I am trying to forward fill values in a Deedle C# data frame, like the equivalent of using the pandas.ffill() function in python. The forward fill in pandas, allows for forward filling at both row and column indexes. I want do the same in Deedle, to take the nearest non missing value on the same row but from a different column, so across rows, which is very simple in python and pandas. I'm new to both C# and the Deedle library, and all I can find in the documentation is how to forward fill values within a series not across a data frame. Any help is greatly appreciated, I'm new to this, and I can't seem to find any substantial examples for this library anywhere.
This is an example of my data frame and I am trying to forward fill the values across the rows. So, the filled value for the missing value in col3 would become the last value in same row of col2 etc.
-------- rawDF ------
col1 col2 col3
AAA BBB
CCC DDD EEE
FFF
BBB AAA
DDD CCC
EEE FFF
AAA
BBB CCC
AAA
FFF AAA
DDD
The examples which are provided in the Deedle documentation for both C# and F#, only fill the values within a series as shown. If I attempt to FillMissing(); across the data frame I get nothing returned at all.
//Fill with previous available value in the series
var fillFwd = col2.FillMissing(Direction.Forward);
fillFwd.Print();
//Fill with the next available value
var fillBwd = col2.FillMissing(Direction.Backward);
fillBwd.Print()
---- nothing happens with the following ----
//forward fill all values in the DF
rawDF.FillMissing(Direction.Forward);
rawDF.Print();
//backward fill all values in the DF
//fill values in the DF with a constant value
rawDF.FillMissing(0);
rawDF.Print();
First of all, your second group of examples where you call rawDf.FillMissing
and then print rawDF
do not do anything because Deedle data frames are (mostly) immutable. Operations like FillMissing
return a new (filled) data frame and do not modify the original one. So, the right way of using the operations is as in your first group of examples where you assing the result to a new variable and then print that.
Second problem I encountered was that when you read your sample data from (say) a CSV file, the empty strings in the file will not be treated as missing values but as valid (empty) string values.
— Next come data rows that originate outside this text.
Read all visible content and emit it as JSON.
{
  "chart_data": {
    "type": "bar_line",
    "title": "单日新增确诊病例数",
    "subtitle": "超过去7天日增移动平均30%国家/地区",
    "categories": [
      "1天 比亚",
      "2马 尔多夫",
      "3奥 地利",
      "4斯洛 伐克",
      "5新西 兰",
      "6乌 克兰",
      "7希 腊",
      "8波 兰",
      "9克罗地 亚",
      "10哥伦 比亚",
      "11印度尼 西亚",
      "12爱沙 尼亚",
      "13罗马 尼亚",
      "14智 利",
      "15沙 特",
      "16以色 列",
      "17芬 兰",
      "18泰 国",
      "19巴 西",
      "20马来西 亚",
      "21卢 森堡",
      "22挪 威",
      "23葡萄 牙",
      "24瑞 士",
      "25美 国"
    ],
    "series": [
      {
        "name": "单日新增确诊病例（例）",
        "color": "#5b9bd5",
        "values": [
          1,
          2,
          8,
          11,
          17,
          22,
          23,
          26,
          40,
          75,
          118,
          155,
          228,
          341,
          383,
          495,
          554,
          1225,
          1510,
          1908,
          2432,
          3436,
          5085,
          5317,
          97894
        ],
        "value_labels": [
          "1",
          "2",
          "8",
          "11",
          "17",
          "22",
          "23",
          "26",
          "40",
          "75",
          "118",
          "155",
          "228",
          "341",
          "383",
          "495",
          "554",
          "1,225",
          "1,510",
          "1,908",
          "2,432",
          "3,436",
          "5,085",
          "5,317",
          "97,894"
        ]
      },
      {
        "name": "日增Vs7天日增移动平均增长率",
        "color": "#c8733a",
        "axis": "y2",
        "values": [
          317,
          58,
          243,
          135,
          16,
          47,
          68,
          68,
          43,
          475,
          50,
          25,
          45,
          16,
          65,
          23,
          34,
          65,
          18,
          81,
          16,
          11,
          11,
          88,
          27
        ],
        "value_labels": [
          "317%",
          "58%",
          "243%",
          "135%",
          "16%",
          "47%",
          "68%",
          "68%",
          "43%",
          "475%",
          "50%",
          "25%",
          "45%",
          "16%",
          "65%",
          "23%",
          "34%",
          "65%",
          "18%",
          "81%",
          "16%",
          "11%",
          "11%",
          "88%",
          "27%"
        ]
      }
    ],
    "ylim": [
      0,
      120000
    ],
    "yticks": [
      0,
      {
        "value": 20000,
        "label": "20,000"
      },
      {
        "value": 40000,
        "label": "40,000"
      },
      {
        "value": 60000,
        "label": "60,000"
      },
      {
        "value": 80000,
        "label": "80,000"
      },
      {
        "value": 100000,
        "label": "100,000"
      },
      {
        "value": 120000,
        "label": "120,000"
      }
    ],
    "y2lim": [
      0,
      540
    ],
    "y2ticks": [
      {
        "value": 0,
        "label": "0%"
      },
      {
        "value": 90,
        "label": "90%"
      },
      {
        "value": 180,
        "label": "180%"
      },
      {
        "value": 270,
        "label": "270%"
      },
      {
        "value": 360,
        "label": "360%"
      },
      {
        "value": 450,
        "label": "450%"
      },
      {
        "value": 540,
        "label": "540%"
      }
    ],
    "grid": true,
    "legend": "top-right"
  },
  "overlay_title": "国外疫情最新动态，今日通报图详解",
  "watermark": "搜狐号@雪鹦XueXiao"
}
Deedle can treat those as missing values if you use Select
and turn empty strings to null
:
var df = Frame.ReadCsv("C:/temp/aa.csv");
var dfEmpty = df.SelectValues((string s) => (s == "") ? null : s);
Now you should see something happening when you use the FillMissing
operation as you did:
var fillFwd = dfEmpty.FillMissing(Direction.Backward);
fillFwd.Print();
As you correctly pointed out, this does not do what you want - it fills values from top to bottom. You wanted to fill data from left to right. One way to do this is to use Select
which lets you transform each row individually:
var fillRight = Frame.FromRows(dfEmpty.Rows.Select(row =>
row.Value.FillMissing(Direction.Forward)));
fillRight.Print();
You could also transpose the data frame, then fill the missing values and then transpose it back (which is quite nice way of expressing what you need, but trnasposition might be a bit more time consuming than just using Select
):
var fillRight = dfEmpty.Transpose().FillMissing(Direction.Forward).Transpose()